So get this. My new roommate Schwinng made a cake for me and the friends who helped me move on Saturday. A cake. With fresh strawberries and powdered sugar. Bearbait and I grabbed three muscular sober boys after a meeting and we got it done in two and a half hours, and later we sat around the dining room table eating cake. I kid you not. Then the next morning (my first in the house; heavenly) he and I sat at the table reading the Sunday paper with coffee, and he asked me if I wanted an omelet. What, like I don’t want an omelet?
Within three days I had the Studly Couple, the Tattooed Monk, and my new friend Smart-Ass (you can take it) over to see the place. The Monk put it best as he looked around my bedroom and said “You have a home now.”
After they had all left, Schwinng asked, “Where do you meet all these nice, well-mannered men?”
I should have said “At my bible study class. Which reminds me, have you found Jesus?” That would have been good. Instead I told the truth. “AA”, I said.

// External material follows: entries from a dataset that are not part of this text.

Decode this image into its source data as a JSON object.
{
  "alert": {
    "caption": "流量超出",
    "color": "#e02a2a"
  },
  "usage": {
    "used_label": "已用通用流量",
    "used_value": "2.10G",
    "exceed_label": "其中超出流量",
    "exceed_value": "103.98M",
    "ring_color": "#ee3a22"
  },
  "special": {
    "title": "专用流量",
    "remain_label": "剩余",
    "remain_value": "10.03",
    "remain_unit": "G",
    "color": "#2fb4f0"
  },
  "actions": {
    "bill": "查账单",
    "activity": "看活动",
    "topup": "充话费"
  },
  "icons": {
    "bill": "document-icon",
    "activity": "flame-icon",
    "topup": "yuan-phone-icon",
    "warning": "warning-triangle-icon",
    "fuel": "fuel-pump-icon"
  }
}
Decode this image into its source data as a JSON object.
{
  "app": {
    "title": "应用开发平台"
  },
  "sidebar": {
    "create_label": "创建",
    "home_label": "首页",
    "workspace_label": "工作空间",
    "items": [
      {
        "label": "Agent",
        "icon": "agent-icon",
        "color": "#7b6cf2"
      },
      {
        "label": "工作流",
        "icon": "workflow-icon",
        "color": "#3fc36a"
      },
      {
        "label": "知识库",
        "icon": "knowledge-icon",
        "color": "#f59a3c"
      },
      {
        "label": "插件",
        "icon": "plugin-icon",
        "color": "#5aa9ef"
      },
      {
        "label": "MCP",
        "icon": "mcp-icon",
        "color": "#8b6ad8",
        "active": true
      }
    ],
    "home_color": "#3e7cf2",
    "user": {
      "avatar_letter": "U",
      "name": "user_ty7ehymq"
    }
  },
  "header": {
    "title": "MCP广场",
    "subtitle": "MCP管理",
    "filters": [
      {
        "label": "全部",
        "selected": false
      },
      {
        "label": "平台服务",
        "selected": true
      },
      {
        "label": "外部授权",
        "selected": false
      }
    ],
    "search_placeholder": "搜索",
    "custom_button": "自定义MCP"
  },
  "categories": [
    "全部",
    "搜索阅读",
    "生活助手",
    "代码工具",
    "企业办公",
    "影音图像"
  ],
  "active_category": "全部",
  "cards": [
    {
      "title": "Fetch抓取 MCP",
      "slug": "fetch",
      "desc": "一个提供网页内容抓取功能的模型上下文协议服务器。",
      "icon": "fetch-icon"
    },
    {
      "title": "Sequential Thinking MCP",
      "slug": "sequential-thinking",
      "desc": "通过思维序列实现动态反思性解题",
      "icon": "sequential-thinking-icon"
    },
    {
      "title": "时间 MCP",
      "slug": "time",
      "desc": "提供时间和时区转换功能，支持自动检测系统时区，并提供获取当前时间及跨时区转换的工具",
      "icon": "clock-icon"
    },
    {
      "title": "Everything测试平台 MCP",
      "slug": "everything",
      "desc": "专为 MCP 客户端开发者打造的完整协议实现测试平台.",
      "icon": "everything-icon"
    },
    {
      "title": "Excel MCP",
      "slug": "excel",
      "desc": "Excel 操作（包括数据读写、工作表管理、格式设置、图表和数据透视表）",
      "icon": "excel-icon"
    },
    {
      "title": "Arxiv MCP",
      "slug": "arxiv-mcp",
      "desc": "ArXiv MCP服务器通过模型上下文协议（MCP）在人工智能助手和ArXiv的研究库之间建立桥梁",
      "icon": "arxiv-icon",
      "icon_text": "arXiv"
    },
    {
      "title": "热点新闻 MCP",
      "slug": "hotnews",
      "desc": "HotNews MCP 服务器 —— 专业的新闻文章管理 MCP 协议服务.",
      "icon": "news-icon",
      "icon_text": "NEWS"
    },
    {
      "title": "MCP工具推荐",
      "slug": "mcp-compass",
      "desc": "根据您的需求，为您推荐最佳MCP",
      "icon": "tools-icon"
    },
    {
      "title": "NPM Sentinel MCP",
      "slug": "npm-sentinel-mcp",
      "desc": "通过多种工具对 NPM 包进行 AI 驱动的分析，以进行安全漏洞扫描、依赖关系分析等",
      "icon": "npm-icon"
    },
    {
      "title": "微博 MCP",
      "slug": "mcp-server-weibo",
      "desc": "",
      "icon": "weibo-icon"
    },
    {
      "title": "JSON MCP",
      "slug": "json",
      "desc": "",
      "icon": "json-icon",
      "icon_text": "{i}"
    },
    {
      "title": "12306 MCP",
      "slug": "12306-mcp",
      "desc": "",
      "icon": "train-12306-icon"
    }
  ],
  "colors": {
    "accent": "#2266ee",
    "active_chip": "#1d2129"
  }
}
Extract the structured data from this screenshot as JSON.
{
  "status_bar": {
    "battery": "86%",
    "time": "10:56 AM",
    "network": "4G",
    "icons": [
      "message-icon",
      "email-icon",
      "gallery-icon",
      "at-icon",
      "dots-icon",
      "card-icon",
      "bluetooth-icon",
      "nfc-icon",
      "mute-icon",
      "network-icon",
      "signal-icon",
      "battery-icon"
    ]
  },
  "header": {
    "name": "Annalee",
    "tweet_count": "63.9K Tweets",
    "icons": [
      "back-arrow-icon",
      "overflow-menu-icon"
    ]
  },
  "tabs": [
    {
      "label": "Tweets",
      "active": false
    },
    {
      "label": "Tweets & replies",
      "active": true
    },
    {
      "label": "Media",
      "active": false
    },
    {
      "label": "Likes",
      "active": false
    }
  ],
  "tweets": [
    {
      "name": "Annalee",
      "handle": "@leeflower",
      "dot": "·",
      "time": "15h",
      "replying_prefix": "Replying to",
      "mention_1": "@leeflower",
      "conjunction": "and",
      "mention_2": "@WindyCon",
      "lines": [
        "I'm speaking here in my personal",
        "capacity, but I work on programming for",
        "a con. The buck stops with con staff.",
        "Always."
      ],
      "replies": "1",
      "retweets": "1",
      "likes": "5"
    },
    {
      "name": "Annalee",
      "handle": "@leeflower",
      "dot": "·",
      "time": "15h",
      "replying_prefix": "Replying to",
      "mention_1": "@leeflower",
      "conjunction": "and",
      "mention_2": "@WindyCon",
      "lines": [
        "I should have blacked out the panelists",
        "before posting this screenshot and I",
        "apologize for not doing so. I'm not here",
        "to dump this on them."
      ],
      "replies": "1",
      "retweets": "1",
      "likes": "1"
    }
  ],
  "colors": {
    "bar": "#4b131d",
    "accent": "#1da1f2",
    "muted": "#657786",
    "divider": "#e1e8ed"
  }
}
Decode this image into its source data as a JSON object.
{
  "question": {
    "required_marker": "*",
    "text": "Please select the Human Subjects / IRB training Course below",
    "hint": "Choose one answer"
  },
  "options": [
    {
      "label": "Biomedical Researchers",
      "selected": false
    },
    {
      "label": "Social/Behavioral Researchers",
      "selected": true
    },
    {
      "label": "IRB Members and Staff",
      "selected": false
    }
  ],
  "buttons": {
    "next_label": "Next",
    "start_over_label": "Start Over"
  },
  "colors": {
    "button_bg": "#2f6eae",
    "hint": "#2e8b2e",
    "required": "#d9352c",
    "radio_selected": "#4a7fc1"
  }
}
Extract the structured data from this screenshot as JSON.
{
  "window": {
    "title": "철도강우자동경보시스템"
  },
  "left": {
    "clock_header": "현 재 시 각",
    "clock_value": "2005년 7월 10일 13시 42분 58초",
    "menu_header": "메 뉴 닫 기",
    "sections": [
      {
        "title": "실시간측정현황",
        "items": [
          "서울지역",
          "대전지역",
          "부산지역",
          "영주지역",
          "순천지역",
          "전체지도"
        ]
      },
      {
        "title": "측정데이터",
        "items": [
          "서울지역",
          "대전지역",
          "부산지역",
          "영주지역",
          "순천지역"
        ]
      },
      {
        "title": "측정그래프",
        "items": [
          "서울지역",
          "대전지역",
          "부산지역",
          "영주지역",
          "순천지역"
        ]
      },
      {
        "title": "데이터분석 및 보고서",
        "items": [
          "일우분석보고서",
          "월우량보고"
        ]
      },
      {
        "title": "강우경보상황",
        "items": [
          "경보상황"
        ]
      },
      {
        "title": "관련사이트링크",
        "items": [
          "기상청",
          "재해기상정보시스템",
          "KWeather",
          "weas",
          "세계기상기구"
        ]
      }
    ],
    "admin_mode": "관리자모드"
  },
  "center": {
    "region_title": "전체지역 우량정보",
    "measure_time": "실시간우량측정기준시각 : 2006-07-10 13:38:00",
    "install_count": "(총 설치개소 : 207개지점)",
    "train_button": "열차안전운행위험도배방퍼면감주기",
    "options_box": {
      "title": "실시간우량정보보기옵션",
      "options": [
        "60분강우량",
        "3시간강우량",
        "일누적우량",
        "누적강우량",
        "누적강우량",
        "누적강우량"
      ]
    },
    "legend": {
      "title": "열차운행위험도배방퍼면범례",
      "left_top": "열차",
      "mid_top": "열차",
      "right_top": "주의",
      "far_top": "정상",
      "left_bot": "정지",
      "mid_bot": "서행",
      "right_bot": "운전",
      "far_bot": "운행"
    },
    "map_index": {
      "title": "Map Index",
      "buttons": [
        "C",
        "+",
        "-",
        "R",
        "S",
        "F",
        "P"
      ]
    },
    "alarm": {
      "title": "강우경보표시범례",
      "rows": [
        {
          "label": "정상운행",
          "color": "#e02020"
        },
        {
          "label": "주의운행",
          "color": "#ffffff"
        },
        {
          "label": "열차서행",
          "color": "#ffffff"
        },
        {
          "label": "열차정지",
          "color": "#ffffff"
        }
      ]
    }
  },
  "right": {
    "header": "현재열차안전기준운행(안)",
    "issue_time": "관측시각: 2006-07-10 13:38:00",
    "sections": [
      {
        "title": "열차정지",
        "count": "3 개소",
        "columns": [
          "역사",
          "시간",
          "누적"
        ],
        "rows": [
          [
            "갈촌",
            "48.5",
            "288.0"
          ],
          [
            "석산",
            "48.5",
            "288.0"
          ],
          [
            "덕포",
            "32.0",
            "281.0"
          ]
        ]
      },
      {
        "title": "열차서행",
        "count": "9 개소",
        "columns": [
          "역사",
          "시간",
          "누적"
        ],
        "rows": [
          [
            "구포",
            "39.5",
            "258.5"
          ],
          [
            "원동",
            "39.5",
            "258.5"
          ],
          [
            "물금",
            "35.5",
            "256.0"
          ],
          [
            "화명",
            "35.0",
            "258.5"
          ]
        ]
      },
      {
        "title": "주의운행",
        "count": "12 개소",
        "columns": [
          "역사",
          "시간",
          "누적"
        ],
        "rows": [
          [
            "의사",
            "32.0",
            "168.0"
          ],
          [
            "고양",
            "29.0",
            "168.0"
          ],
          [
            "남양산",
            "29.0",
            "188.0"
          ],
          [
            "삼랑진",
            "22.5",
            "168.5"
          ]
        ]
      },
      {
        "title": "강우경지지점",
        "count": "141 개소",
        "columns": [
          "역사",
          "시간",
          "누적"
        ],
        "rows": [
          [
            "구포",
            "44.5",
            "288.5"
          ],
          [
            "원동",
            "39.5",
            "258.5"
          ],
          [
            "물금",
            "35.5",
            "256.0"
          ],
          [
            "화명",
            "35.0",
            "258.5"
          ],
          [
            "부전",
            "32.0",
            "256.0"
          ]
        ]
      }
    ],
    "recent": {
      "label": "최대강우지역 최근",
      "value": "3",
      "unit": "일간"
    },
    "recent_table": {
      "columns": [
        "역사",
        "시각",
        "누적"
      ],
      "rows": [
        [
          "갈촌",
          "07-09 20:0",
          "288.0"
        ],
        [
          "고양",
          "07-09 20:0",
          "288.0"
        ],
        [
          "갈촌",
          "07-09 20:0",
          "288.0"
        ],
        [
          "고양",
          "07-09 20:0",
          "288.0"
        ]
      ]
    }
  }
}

Some other blogger lists as one of his pet peeves, “Recovery stories”. I’m not going to link to him because a) I can’t remember who he is and b) I’m pissy that way. It’s easy sometimes, in the company of good friends, to forget what’s at stake in sobriety. This past weekend Bearbait and I heard some news about another one of his sponsees who had checked himself into a treatment center for the third time. On July 5th, he swallowed a fistful of pills and downed a bottle of something and eventually his esophagus exploded and he drowned in his own fluids.
And this is what happens in “recovery”: people die, people drink, people disappear. And each time it happens we are reminded of the stakes, of the work needed to survive. And each time it happens I scan my life for flaws, and instead find it full of people I love, people who make me laugh, people who know the dark corners of my soul.
I wish for everyone a home like mine, but I especially wish it for the people I love.